High Availability vs Disaster Recovery: What's the difference?

As we increasingly rely on our IT infrastructure for the everyday running of a business, the thought of critical failure, a corrupt database or a power outage is not only an operational nightmare but also an issue for information security.

Due to such worries being so prevalent, organisations are now investing a large proportion of their IT budget in solutions that can ensure they remain up and running if the worst happens. Whilst it is widely recognised that such measures are needed, there is naturally some debate and confusion around what solution provides the greatest level of protection.

What is High Availability and Disaster Recovery?

In the context of the modern and digital way of working, high availability (HA) and disaster recovery (DR), both reduce downtime and maintain business continuity in times of trouble. But what do they mean?

High Availability (HA) – This refers to a system, network or aspect of an infrastructure that is continuously operational for as long as possible.
Disaster Recovery (DR) – This refers to a set of policies and procedures that enable the recovery or continuation of vital infrastructure and systems following a natural or human disaster.

High Availability

While we may think high availability is all about a system or network that is continuously operational, it is far more complex than it originally sounds.

High availability is all about eliminating single points of failure to ensure the continuous running of a system or application. As the core concept of HA is about reducing points of failure, the notion of redundancy is naturally built-in and split into three key areas that are applied to most systems: hardware, software and environmental.

1. Hardware redundancy

This was one of the first ways HA was introduced into the world of computing. Before applications had a continuous internet connection and could be backed up anywhere and at anytime, hardware redundancy was vital. Today manufacturers continue to look to solve points of failure by incorporating redundant storage elements, power supplies and networking solutions.

Redundant storage ensures that data is written to read from multiple physical disks. This prevents data loss and downtime in the instance of a server failing
Redundant power typically occurs in the form of multiple power sources, enabling admins to failover to a backup power supply in the instance of failure from a single source
Redundant networking allows connection to multiple independent networks to ensure that a server remains online in the event of a network failure on the main network connection

2. Software redundancy

As technology and demands developed, developers ensured that applications themselves could tolerate failures in a system, be it for reasons including hardware or configuration errors. Today this is often accomplished by:

Clustering technologies, allowing workloads to be spread across several different servers
Load balancing, allowing incoming requests to be routed to healthy application nodes as well as raise issues to proactively mitigate against failure
Self-healing systems, that allow workloads to move around or allocate additional capacity when failures occur

3. Environmental

As cloud computing continues to rise, providers are now taking HA to another level through two key areas:

Hardware redundancy on a server rack level, allowing users to spread workloads to mitigate single points of failures without having to transition to another data centre
Data centre redundancy, allows users to run applications in separate data centres that are located geographically close to each other, specifically for instances that are out of the user’s or data centre operators’ hands

In instances where all of these factors fail and a system or application goes down, this is where disaster recovery comes into play.

Disaster Recovery

Disaster recovery can take shape in a number of different forms, from simply restoring a backup to significantly more complex actions.

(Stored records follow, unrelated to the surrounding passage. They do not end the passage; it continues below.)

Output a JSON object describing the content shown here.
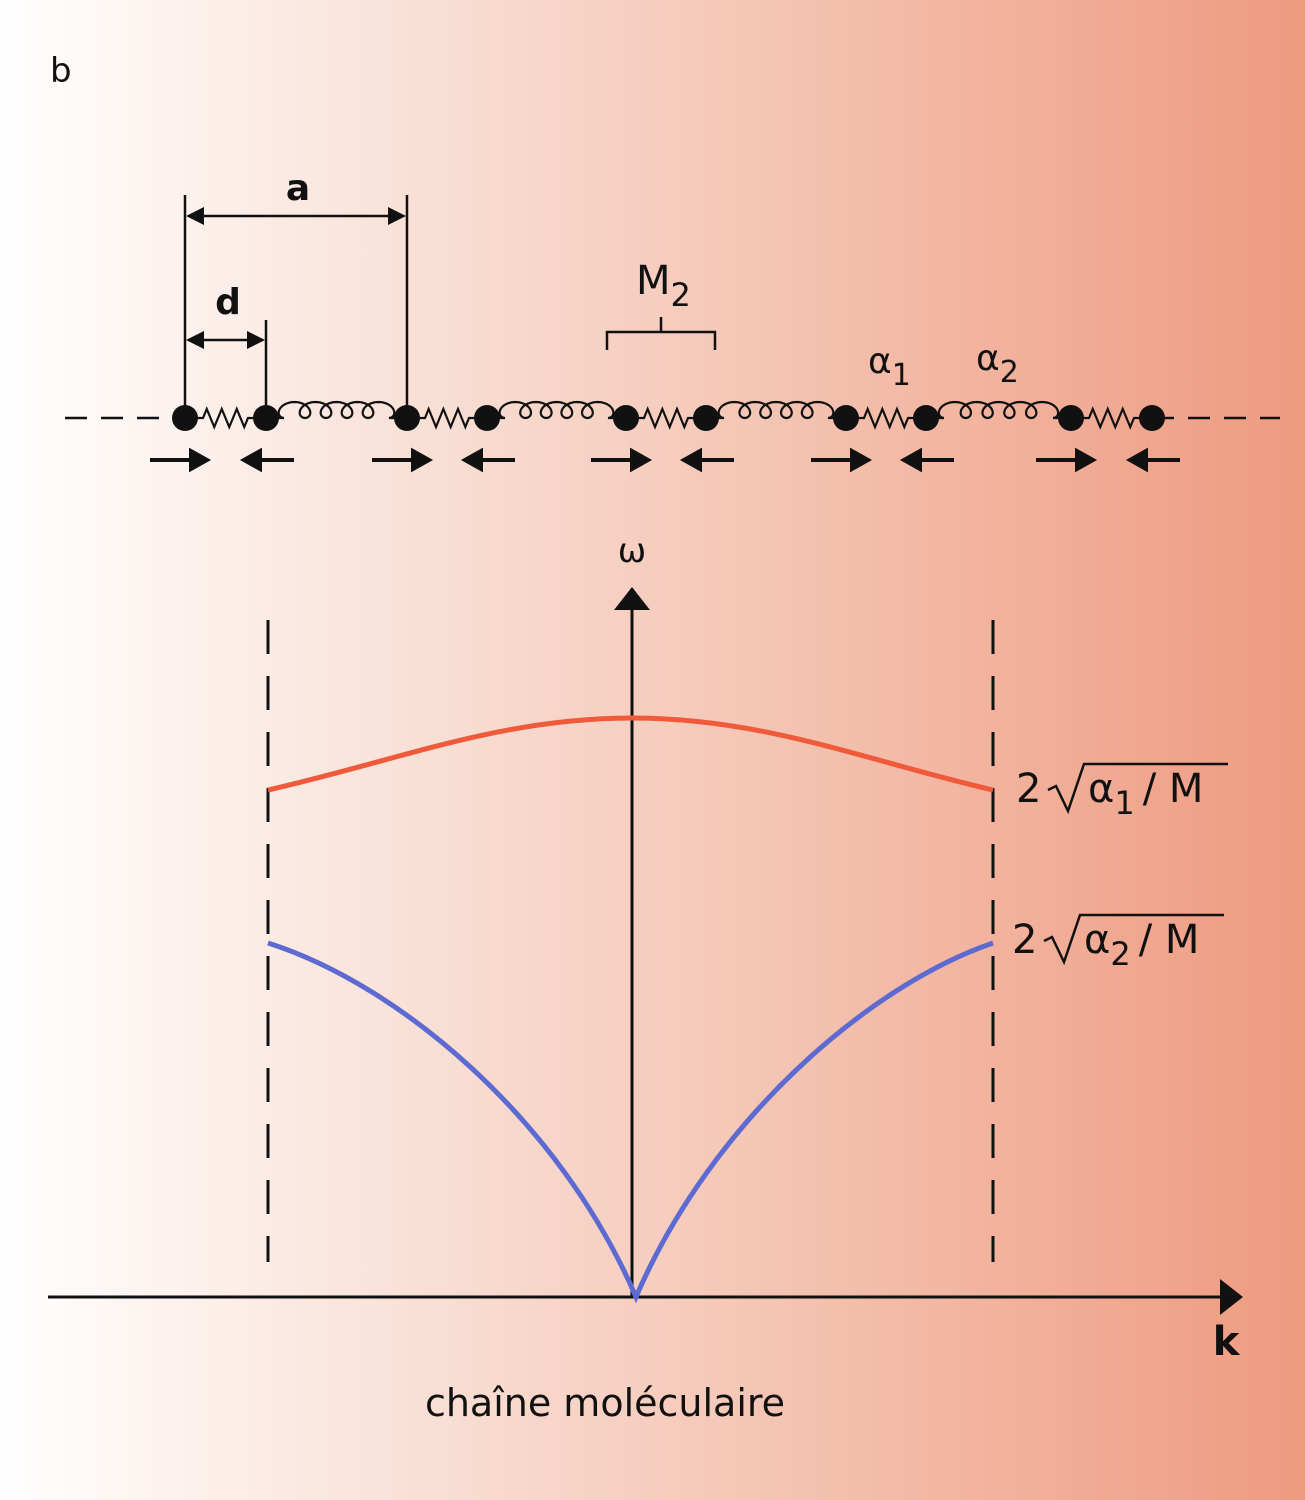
{
  "panel_label": "b",
  "chain": {
    "spacing_label": "a",
    "offset_label": "d",
    "mass_label": {
      "base": "M",
      "sub": "2"
    },
    "spring1_label": {
      "base": "α",
      "sub": "1"
    },
    "spring2_label": {
      "base": "α",
      "sub": "2"
    }
  },
  "graph": {
    "y_axis_label": "ω",
    "x_axis_label": "k",
    "upper_label": {
      "coef": "2",
      "base": "α",
      "sub": "1",
      "rest": "/ M"
    },
    "lower_label": {
      "coef": "2",
      "base": "α",
      "sub": "2",
      "rest": "/ M"
    }
  },
  "caption": "chaîne moléculaire"
}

In a similar multi-faceted nature to high availability, disaster recovery incorporates two core concepts:

Recovery time objective

This is the maximum amount of time that a system can be down before it is recovered to its operational and original state. Naturally, this period varies between the system or application and its importance. For the low-level systems, this recovery time can be measured in a matter of hours or even days, but for business-critical systems, it will usually be measured in seconds or minutes.

Recovery point objective

This is the amount of data loss measured in time that can be tolerated in a disaster. Using the above analogy of low-level systems, losing a day or two worth of data may be acceptable, while for business-critical systems such as transactional websites, that may be as short as minutes or even seconds.

The nature of the business and the importance of the data or information stored will naturally determine your threshold for your recovery time and recovery point objective. In instances where the threshold is low (quick), data replication between primary and secondary systems is advised to be constantly active with a backup system ready to immediately take over in the event of a disaster. Where the threshold is longer or higher, restoring systems from daily backups may often be enough to return operations to normal with no secondary live site needed.

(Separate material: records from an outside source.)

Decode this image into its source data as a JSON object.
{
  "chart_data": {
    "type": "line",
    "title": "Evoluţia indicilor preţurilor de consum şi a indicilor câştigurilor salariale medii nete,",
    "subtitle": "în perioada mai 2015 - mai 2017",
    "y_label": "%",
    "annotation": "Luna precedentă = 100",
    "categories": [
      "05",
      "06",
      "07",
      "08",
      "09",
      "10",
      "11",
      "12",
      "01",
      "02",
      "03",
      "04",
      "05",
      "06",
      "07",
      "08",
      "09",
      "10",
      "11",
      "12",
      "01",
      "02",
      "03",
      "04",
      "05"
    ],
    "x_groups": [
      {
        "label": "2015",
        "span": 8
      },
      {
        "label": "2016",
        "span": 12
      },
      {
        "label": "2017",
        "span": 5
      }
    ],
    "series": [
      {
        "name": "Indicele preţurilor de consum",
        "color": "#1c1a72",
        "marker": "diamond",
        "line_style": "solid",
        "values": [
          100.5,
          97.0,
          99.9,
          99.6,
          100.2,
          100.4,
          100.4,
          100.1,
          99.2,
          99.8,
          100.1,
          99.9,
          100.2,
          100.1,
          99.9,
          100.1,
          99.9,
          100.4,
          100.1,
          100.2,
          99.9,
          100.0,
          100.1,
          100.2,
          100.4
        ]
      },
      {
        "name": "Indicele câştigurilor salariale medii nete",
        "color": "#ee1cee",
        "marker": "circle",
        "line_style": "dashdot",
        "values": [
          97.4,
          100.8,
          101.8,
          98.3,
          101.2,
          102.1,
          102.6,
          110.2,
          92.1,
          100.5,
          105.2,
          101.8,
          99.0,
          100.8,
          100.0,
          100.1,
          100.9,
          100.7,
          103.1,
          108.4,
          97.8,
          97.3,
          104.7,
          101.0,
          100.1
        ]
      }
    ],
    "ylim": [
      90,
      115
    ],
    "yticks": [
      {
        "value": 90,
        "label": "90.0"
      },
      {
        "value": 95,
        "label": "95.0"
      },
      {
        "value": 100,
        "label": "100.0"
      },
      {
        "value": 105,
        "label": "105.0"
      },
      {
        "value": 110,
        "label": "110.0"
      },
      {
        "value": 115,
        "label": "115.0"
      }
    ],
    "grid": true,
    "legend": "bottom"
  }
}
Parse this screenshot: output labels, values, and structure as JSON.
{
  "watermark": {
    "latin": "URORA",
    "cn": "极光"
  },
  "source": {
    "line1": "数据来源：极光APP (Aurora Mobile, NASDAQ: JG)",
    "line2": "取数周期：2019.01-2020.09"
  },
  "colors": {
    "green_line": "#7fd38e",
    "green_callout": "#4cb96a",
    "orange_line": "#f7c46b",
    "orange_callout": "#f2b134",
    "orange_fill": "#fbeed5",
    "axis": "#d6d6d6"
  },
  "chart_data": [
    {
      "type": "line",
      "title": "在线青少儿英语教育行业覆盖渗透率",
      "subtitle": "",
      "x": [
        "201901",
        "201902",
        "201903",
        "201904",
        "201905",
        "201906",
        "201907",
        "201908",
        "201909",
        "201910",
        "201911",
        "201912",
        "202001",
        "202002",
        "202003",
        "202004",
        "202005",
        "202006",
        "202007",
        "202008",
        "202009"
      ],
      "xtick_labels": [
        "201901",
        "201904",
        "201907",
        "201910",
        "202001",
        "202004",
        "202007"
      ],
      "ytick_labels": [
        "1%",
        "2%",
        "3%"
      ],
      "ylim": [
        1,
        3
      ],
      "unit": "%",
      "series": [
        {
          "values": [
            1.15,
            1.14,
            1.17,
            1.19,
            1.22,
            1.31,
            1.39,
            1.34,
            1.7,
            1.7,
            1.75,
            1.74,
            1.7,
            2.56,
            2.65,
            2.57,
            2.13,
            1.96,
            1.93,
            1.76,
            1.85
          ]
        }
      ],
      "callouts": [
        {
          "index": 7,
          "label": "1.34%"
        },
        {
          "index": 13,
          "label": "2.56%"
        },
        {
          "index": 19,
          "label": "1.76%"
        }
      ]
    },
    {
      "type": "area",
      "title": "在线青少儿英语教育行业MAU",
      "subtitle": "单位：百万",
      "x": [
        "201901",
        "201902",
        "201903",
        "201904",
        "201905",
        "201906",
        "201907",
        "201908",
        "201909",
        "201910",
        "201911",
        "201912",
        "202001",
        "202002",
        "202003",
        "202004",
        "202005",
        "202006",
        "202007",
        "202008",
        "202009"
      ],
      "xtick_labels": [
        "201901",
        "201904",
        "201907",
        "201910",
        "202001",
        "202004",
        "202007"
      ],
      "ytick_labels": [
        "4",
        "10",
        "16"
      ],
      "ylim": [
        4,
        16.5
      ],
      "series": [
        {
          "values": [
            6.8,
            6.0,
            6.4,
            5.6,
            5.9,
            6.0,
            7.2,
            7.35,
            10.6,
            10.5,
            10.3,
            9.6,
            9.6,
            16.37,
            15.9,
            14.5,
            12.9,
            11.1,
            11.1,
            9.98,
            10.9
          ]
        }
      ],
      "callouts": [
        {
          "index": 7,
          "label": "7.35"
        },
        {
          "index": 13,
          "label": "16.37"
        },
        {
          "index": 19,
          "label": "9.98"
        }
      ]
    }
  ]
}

So what is the difference between High Availability and Disaster Recovery?

While the aim of both HA and DR is to keep systems online and functional at all times, they do differ in the roles they provide.

Due to the nature of single point of failure and redundancy measures in place, high availability systems should continue to operate in instances of power, network or hardware failures. The element of redundancies should provide the user enough time to fix the issue or wait for the issue to be fixed by itself, whilst continuing to operate as normal.

Disaster recovery is almost the final point of call if there is a complete failure and ensure that mission-critical data is not lost and downtime is kept to a minimum. In short, no matter how available your system is, it is always advised to have some form of DR plan in place.

High Availability (HA): Addresses power, network, or hardware failures, leveraging redundancies to allow time for issue resolution.
Disaster Recovery (DR): Acts as the final resort in complete failure scenarios, ensuring minimal downtime and safeguarding mission-critical data.